Organizator – Towarzystwo im. Wieniawskiego w Poznaniu – wyciągnął wnioski z doświadczeń poprzedniej dekady. Stara się unowocześnić najstarszy konkurs skrzypcowy świata, zachęcić do udziału wybitnie utalentowanych muzyków. Nie jest to łatwe, gdyż takich rywalizacji jest coraz więcej, a od konkursowej nagrody cenniejszy bywa dziś dobry kontrakt z fonograficznym koncernem lub obrotnym impresariem.
Autorski konkurs
Co zatem sprawiło, że w tym roku do Poznania przyjechało wielu świetnych skrzypków? Poziom jest wysoki, pretendentów do głównej nagrody – przynajmniej czworo. Ostateczna klasyfikacja do końca pozostaje zaś niewiadomą.
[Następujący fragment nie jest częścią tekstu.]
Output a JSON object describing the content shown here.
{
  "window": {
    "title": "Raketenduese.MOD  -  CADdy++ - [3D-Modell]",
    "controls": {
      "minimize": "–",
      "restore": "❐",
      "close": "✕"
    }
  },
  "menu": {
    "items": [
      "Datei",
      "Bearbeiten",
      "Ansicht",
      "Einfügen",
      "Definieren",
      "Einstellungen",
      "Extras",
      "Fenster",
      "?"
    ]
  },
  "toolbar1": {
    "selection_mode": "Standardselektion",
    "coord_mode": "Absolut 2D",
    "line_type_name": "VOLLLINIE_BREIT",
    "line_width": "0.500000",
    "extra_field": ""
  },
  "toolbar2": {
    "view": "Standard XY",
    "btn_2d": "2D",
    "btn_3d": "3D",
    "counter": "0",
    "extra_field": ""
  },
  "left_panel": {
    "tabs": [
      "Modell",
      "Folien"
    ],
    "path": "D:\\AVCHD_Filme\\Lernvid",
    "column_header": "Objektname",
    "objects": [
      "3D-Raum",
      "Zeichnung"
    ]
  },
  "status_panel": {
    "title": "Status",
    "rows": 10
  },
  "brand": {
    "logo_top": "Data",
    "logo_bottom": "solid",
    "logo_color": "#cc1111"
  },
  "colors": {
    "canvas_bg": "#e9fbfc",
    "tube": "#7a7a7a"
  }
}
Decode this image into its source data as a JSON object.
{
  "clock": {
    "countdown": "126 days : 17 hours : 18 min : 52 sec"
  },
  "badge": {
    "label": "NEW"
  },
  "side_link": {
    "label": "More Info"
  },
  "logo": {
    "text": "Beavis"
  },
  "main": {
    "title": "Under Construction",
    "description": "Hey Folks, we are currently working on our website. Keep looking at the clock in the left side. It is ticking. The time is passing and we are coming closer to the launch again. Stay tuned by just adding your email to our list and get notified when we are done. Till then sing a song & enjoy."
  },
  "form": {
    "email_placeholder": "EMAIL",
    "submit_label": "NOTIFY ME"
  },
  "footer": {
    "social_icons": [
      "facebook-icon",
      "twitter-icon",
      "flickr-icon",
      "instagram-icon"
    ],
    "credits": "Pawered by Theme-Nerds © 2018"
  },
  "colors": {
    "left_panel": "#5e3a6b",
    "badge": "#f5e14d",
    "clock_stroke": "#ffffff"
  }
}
Organizatorzy zrozumieli, że Konkurs im. Wieniawskiego to co prawda marka znana w świecie, ale ona – jak wszystko – podlega nieustannej weryfikacji. Dziś o randze decyduje nie tyle piękna historia, ile umiejętność zaistnienia na muzycznym rynku, gdzie panuje ogromna konkurencja. Okazało się, że jest na to sposób – pozyskanie Maxima Vengerova. 37-letni, genialny skrzypek rosyjski ma ogromny autorytet i jest idolem wszystkich młodych muzyków.